Mark Driver, research VP at Gartner, said, "As [service-enabled application platforms] SEAP technologies mature during the next several years, Gartner foresees three distinct, but slightly overlapping, phases of evolution. The first phase, through 2011, will be that of the pioneers and trailblazers; the second, running from 2010 through 2013, will be all about market consolidation; while the third phase, from 2012 through 2015, will see mainstream critical mass and commoditization."
The timeline breakout is pretty simple and overlaps slightly:
Phase 1: 2007 thru 2011 - Pioneers and Trailblazers.
Phase 2: 2010 thru 2013 - Market Consolidation.
Phase 3: 2012 thru 2015 and beyond - Mainstream Critical Mass and Commoditization.Gartner's summary of the report reads in part:
"...Technologically aggressive application development organizations should look to cloud computing for tactical projects through 2011, during which time the market will begin to mature and be dominated by a select group of vendors. Following this period, Gartner predicts that the market will see a surge of new vendors and subsequent consolidation as cloud computing becomes appealing to more mainstream application development organizations. By 2015, cloud computing will have been commoditized and will be the preferred solution for many application development projects."Cloud computing is a the latest spin on an old computing model whereby the local PC does not primarily store applications or data, but rather serves as a terminal for accessing stored data and applications on remote servers - called "the cloud".
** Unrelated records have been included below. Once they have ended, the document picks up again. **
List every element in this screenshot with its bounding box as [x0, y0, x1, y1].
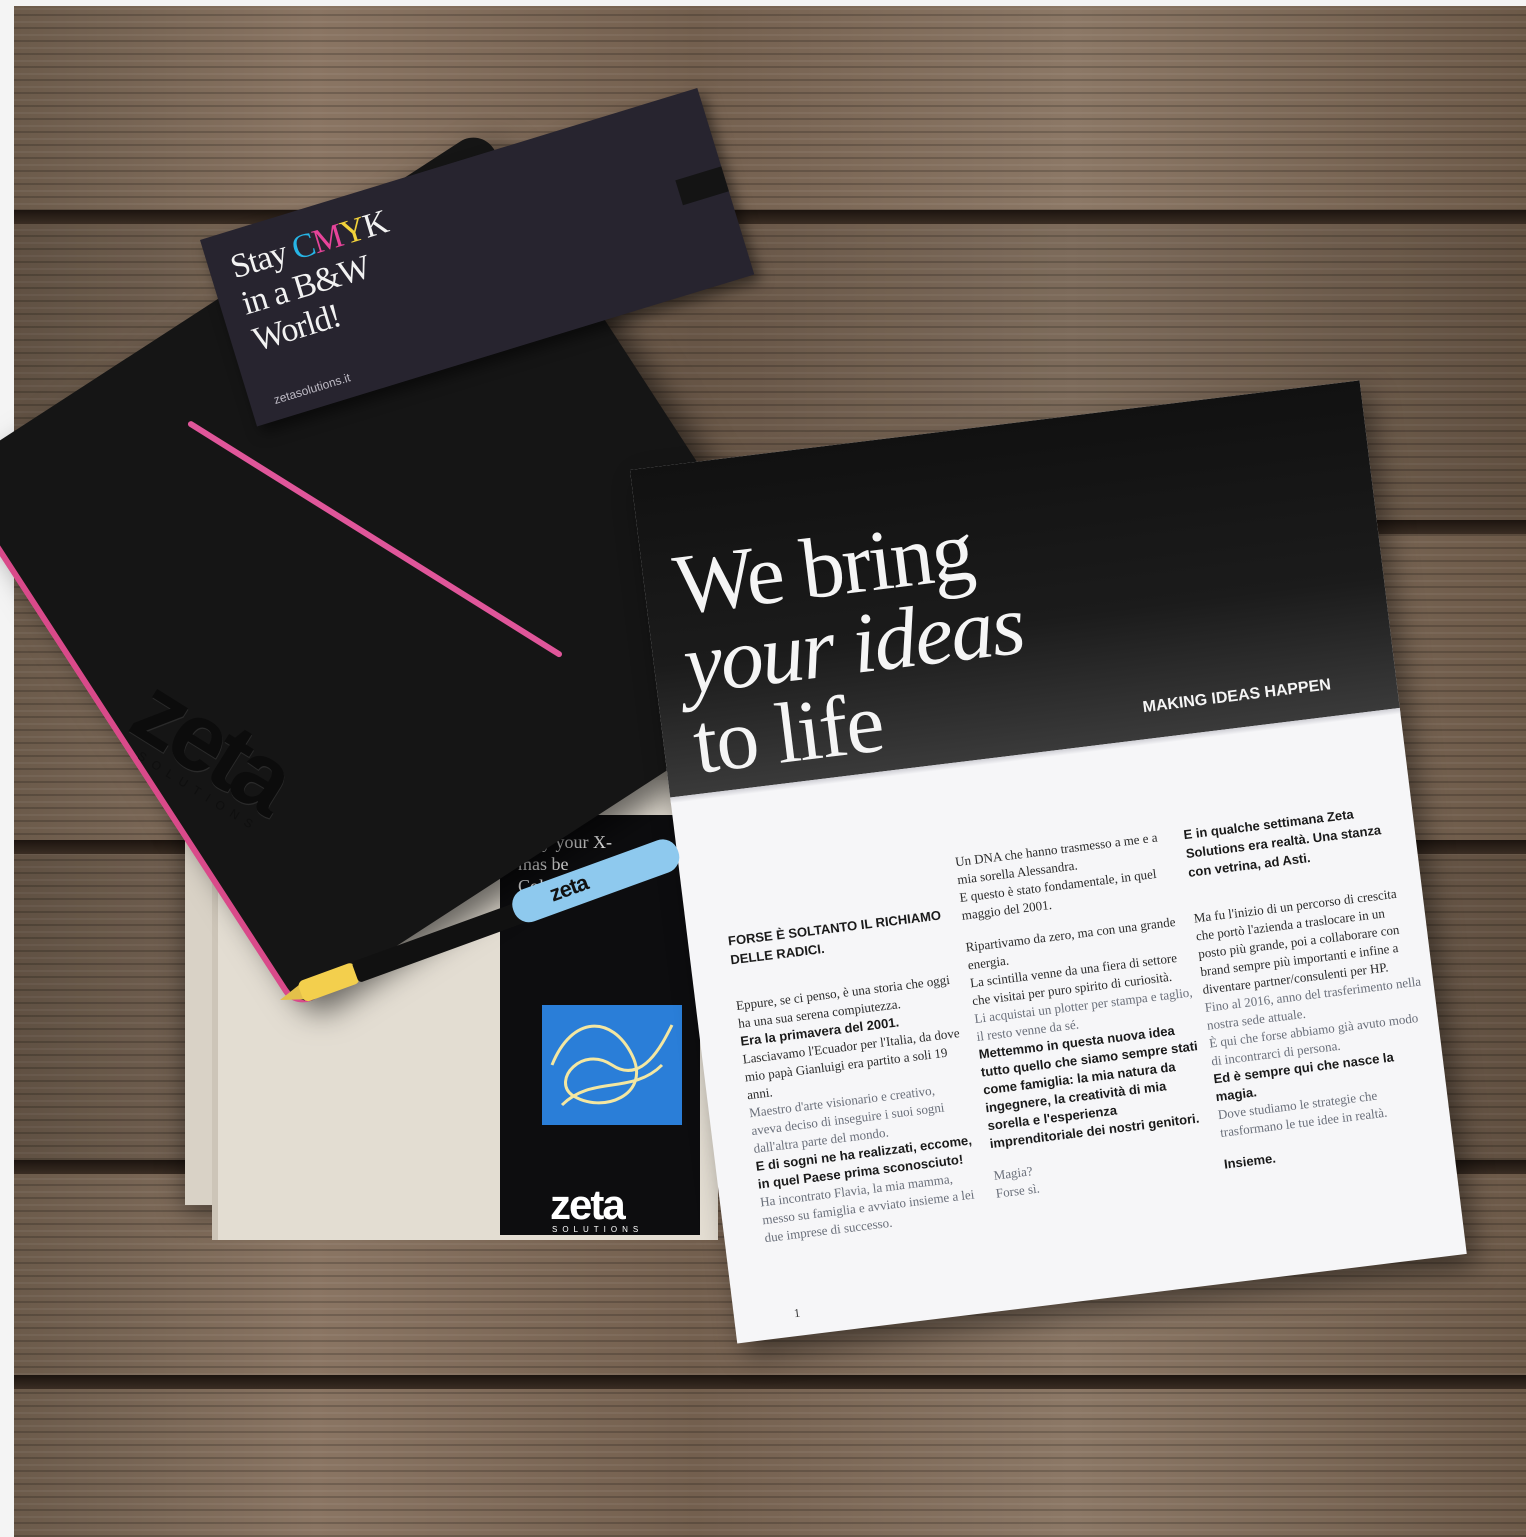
headline-line-3: to life [688, 673, 888, 792]
bookmark-slogan: Stay CMYK in a B&W World! [226, 203, 414, 359]
letter-column-2: Un DNA che hanno trasmesso a me e a mia … [954, 827, 1215, 1203]
plank-gap [14, 1375, 1526, 1389]
xmas-card-logo: zeta [550, 1181, 626, 1228]
column-3-intro: E in qualche settimana Zeta Solutions er… [1182, 806, 1382, 880]
xmas-card-logo-subtitle: SOLUTIONS [552, 1225, 644, 1234]
column-1-intro: FORSE È SOLTANTO IL RICHIAMO DELLE RADIC… [727, 907, 942, 968]
plank-gap [14, 210, 1526, 224]
bookmark-notch [675, 166, 729, 206]
letter-sheet: We bring your ideas to life MAKING IDEAS… [630, 380, 1467, 1344]
letter-column-1: FORSE È SOLTANTO IL RICHIAMO DELLE RADIC… [727, 905, 984, 1247]
letter-page-number: 1 [793, 1305, 801, 1321]
photo-scene: May your X-mas be Colorful! zeta SOLUTIO… [0, 0, 1526, 1537]
letter-column-3: E in qualche settimana Zeta Solutions er… [1182, 799, 1443, 1174]
xmas-card-illustration [542, 1005, 682, 1125]
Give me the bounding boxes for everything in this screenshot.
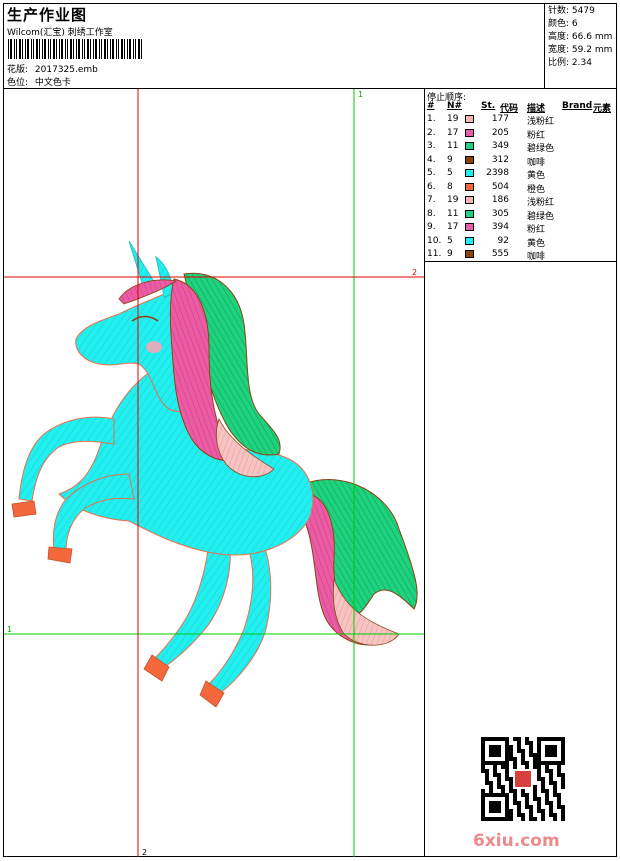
color-swatch (465, 169, 474, 177)
stop-row: 8. 11 305 碧绿色 (427, 208, 615, 222)
stat-width: 宽度: 59.2 mm (548, 45, 613, 55)
stop-row-index: 7. (427, 195, 436, 205)
stop-row-n: 8 (447, 181, 453, 192)
stop-row-st: 394 (491, 222, 509, 232)
stop-row-desc: 黄色 (527, 238, 546, 249)
stop-row-st: 186 (491, 195, 509, 205)
stop-row-st: 555 (491, 249, 509, 259)
stop-row-st: 312 (491, 154, 509, 165)
stop-row-n: 9 (447, 154, 453, 165)
stop-row-st: 305 (491, 208, 509, 219)
stop-row-desc: 粉红 (527, 130, 546, 141)
stat-height: 高度: 66.6 mm (548, 32, 613, 42)
color-card-line: 色位: 中文色卡 (7, 75, 71, 88)
site-watermark: 6xiu.com (473, 831, 560, 851)
stat-scale: 比例: 2.34 (548, 58, 592, 68)
color-swatch (465, 115, 474, 123)
color-swatch (465, 250, 474, 258)
stop-row-desc: 粉红 (527, 225, 546, 235)
col-n: N# (447, 101, 463, 111)
design-file-label: 花版: (7, 65, 29, 75)
design-file-line: 花版: 2017325.emb (7, 62, 98, 75)
stop-row-st: 349 (491, 141, 509, 151)
barcode-image (8, 39, 142, 59)
stop-row-n: 17 (447, 127, 459, 138)
page-title: 生产作业图 (7, 6, 88, 24)
stop-row-desc: 咖啡 (527, 157, 546, 168)
stop-row-index: 10. (427, 235, 442, 246)
color-card-label: 色位: (7, 78, 29, 88)
stop-row-desc: 黄色 (527, 171, 546, 181)
stop-row: 10. 5 92 黄色 (427, 235, 615, 249)
stop-row-st: 177 (491, 114, 509, 124)
color-swatch (465, 223, 474, 231)
color-swatch (465, 155, 474, 164)
stat-stitches: 针数: 5479 (548, 6, 595, 16)
col-brand: Brand (562, 101, 593, 111)
color-swatch (465, 142, 474, 150)
color-swatch (465, 196, 474, 204)
color-swatch (465, 209, 474, 218)
col-index: # (427, 101, 435, 111)
stop-sequence-panel: 停止顺序: # N# St. 代码 描述 Brand 元素 1. 19 177 浅粉红… (424, 89, 617, 857)
stop-row: 11. 9 555 咖啡 (427, 248, 615, 262)
stop-row: 5. 5 2398 黄色 (427, 167, 615, 181)
stop-row-desc: 浅粉红 (527, 198, 555, 208)
col-st: St. (481, 101, 496, 111)
studio-name: Wilcom(汇宝) 刺绣工作室 (7, 28, 113, 38)
stop-row-index: 8. (427, 208, 436, 219)
color-swatch (465, 236, 474, 245)
stop-row: 3. 11 349 碧绿色 (427, 140, 615, 154)
stats-panel: 针数: 5479 颜色: 6 高度: 66.6 mm 宽度: 59.2 mm 比… (544, 3, 617, 89)
stop-row-n: 5 (447, 168, 453, 178)
stop-sequence-header: # N# St. 代码 描述 Brand 元素 (427, 101, 615, 114)
stop-row-n: 19 (447, 195, 459, 205)
stop-row-st: 205 (491, 127, 509, 138)
stop-sequence-rows: 1. 19 177 浅粉红 2. 17 205 粉红 3. 11 349 碧绿色 4. 9 312 咖啡 5. 5… (427, 113, 615, 262)
stop-row-n: 11 (447, 141, 459, 151)
stop-row-n: 17 (447, 222, 459, 232)
stop-row-n: 11 (447, 208, 459, 219)
color-card-name: 中文色卡 (34, 78, 71, 88)
stop-row-desc: 碧绿色 (527, 211, 555, 222)
stop-row: 6. 8 504 橙色 (427, 181, 615, 195)
stop-row-index: 6. (427, 181, 436, 192)
stop-row-index: 11. (427, 249, 442, 259)
stop-row: 1. 19 177 浅粉红 (427, 113, 615, 127)
stop-row-st: 2398 (486, 168, 509, 178)
qr-code-image (481, 737, 565, 821)
stop-row-n: 19 (447, 114, 459, 124)
stop-row-index: 2. (427, 127, 436, 138)
stop-row-st: 92 (497, 235, 509, 246)
stop-row: 4. 9 312 咖啡 (427, 154, 615, 168)
stop-row-index: 1. (427, 114, 436, 124)
stop-row: 9. 17 394 粉红 (427, 221, 615, 235)
stop-row-desc: 橙色 (527, 184, 546, 195)
stop-row-desc: 浅粉红 (527, 117, 555, 127)
guide-label-red-v: 2 (142, 848, 147, 857)
unicorn-embroidery-image: 1 2 1 2 (4, 89, 424, 857)
stop-row-index: 5. (427, 168, 436, 178)
guide-label-green-h: 1 (7, 625, 12, 634)
stat-colors: 颜色: 6 (548, 19, 578, 29)
stop-row: 2. 17 205 粉红 (427, 127, 615, 141)
design-preview: 1 2 1 2 (4, 89, 424, 857)
stop-row-n: 5 (447, 235, 453, 246)
color-swatch (465, 128, 474, 137)
guide-label-red-h: 2 (412, 268, 417, 277)
design-file-name: 2017325.emb (34, 65, 98, 75)
stop-row-index: 3. (427, 141, 436, 151)
stop-row: 7. 19 186 浅粉红 (427, 194, 615, 208)
stop-row-st: 504 (491, 181, 509, 192)
stop-row-n: 9 (447, 249, 453, 259)
guide-label-green-v: 1 (358, 90, 363, 99)
tail-shape (303, 479, 418, 646)
panel-divider (425, 261, 617, 262)
header: 生产作业图 Wilcom(汇宝) 刺绣工作室 花版: 2017325.emb 色… (4, 3, 544, 89)
stop-row-desc: 碧绿色 (527, 144, 555, 154)
stop-row-index: 9. (427, 222, 436, 232)
color-swatch (465, 182, 474, 191)
stop-row-index: 4. (427, 154, 436, 165)
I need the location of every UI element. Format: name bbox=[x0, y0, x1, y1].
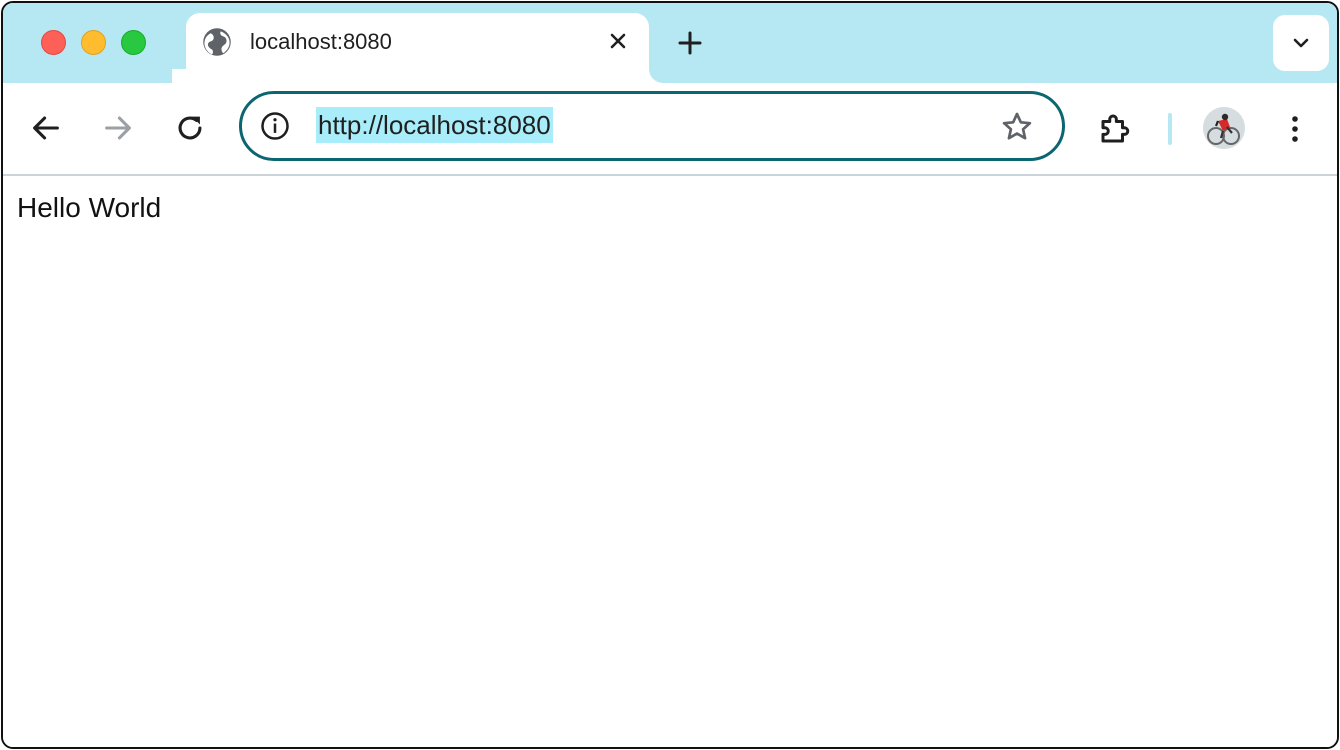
page-content: Hello World bbox=[3, 176, 1337, 747]
toolbar: http://localhost:8080 bbox=[3, 83, 1337, 176]
tab-strip: localhost:8080 bbox=[3, 3, 1337, 83]
page-text: Hello World bbox=[17, 192, 162, 223]
globe-icon bbox=[203, 28, 231, 56]
info-icon[interactable] bbox=[260, 111, 290, 141]
tab-corner-left bbox=[172, 69, 186, 83]
browser-window: localhost:8080 http://localhost:8080 Hel… bbox=[1, 1, 1339, 749]
close-icon[interactable] bbox=[606, 29, 630, 53]
profile-picture bbox=[1203, 107, 1245, 149]
tab-corner-right bbox=[649, 69, 663, 83]
puzzle-icon[interactable] bbox=[1097, 111, 1133, 147]
toolbar-divider bbox=[1168, 113, 1172, 145]
reload-icon[interactable] bbox=[173, 111, 207, 145]
chevron-down-icon bbox=[1293, 38, 1309, 48]
plus-icon[interactable] bbox=[675, 28, 705, 58]
address-bar[interactable]: http://localhost:8080 bbox=[239, 91, 1065, 161]
tab-search-button[interactable] bbox=[1273, 15, 1329, 71]
url-text[interactable]: http://localhost:8080 bbox=[316, 107, 553, 143]
zoom-window-button[interactable] bbox=[121, 30, 146, 55]
avatar[interactable] bbox=[1203, 107, 1245, 149]
arrow-left-icon[interactable] bbox=[29, 111, 63, 145]
minimize-window-button[interactable] bbox=[81, 30, 106, 55]
more-vertical-icon[interactable] bbox=[1283, 111, 1307, 147]
tab-localhost[interactable]: localhost:8080 bbox=[186, 13, 649, 83]
star-icon[interactable] bbox=[1000, 110, 1034, 144]
tab-title: localhost:8080 bbox=[250, 29, 392, 54]
close-window-button[interactable] bbox=[41, 30, 66, 55]
arrow-right-icon[interactable] bbox=[101, 111, 135, 145]
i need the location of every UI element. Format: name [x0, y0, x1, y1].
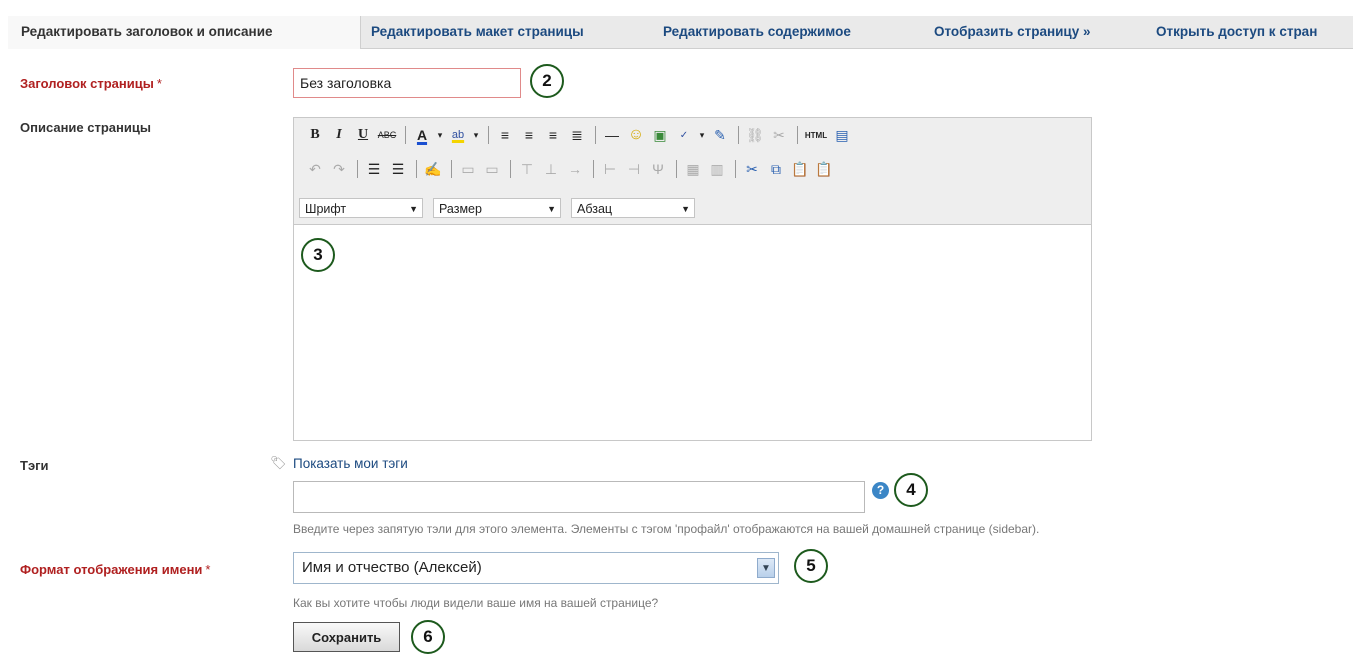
delete-col-icon[interactable]: Ψ: [647, 158, 669, 180]
tab-edit-layout[interactable]: Редактировать макет страницы: [371, 16, 651, 48]
callout-2: 2: [530, 64, 564, 98]
toolbar-separator: [357, 160, 358, 178]
required-mark: *: [156, 76, 162, 91]
name-format-select[interactable]: Имя и отчество (Алексей) ▼: [293, 552, 779, 584]
paste-word-icon[interactable]: 📋: [813, 158, 835, 180]
toolbar-separator: [488, 126, 489, 144]
toolbar-separator: [676, 160, 677, 178]
tab-bar: Редактировать заголовок и описание Редак…: [8, 16, 1353, 49]
toolbar-separator: [405, 126, 406, 144]
tags-hint: Введите через запятую тэли для этого эле…: [293, 522, 1040, 536]
split-cells-icon[interactable]: ▥: [706, 158, 728, 180]
redo-icon[interactable]: ↷: [328, 158, 350, 180]
callout-5: 5: [794, 549, 828, 583]
save-button[interactable]: Сохранить: [293, 622, 400, 652]
tags-input[interactable]: [293, 481, 865, 513]
page-title-input[interactable]: [293, 68, 521, 98]
table-props-icon[interactable]: ▭: [457, 158, 479, 180]
insert-col-after-icon[interactable]: ⊣: [623, 158, 645, 180]
toolbar-separator: [797, 126, 798, 144]
toolbar-separator: [595, 126, 596, 144]
editor-toolbar: B I U ABC A ▾ ab ▾ ≡ ≡ ≡ ≣ — ☺ ▣ ✓ ▾ ✎ ⛓…: [294, 118, 1091, 225]
cleanup-icon[interactable]: ✎: [709, 124, 731, 146]
tab-share-access[interactable]: Открыть доступ к стран: [1156, 16, 1353, 48]
cut-icon[interactable]: ✂: [741, 158, 763, 180]
callout-6: 6: [411, 620, 445, 654]
link-icon[interactable]: ⛓: [744, 124, 766, 146]
align-right-icon[interactable]: ≡: [542, 124, 564, 146]
help-icon[interactable]: ?: [872, 482, 889, 499]
text-color-icon[interactable]: A: [411, 124, 433, 146]
show-my-tags-link[interactable]: Показать мои тэги: [293, 456, 408, 471]
copy-icon[interactable]: ⧉: [765, 158, 787, 180]
highlight-color-icon[interactable]: ab: [447, 124, 469, 146]
align-center-icon[interactable]: ≡: [518, 124, 540, 146]
tags-label: Тэги: [20, 458, 49, 473]
tab-edit-content[interactable]: Редактировать содержимое: [663, 16, 913, 48]
spellcheck-icon[interactable]: ✓: [673, 124, 695, 146]
toolbar-row-2: ↶ ↷ ☰ ☰ ✍ ▭ ▭ ⊤ ⊥ → ⊢ ⊣ Ψ ▦ ▥ ✂ ⧉ 📋 📋: [304, 158, 837, 180]
insert-row-after-icon[interactable]: ⊥: [540, 158, 562, 180]
chevron-down-icon: ▼: [757, 558, 775, 578]
callout-3: 3: [301, 238, 335, 272]
html-icon[interactable]: HTML: [803, 124, 829, 146]
insert-row-before-icon[interactable]: ⊤: [516, 158, 538, 180]
toolbar-separator: [451, 160, 452, 178]
tab-edit-title[interactable]: Редактировать заголовок и описание: [8, 16, 361, 49]
undo-icon[interactable]: ↶: [304, 158, 326, 180]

This model, while providing data transparency across platforms and enabling rich features like shared data and massively parallel processing means you can access at home that which can be accessed at your friend's house, at work or at a pay-for-service kiosk in an airport somewhere in exactly the same way you last left the programs and data. Updates are automatically rolled out as well and there is no local maintenance involved in computers using the cloud.
Concerns over cloud computing relate to privacy as the user's data, as well as access and software use are recorded on and by remote equipment which is ultimately viewable by people outside of the consumer's own personal control.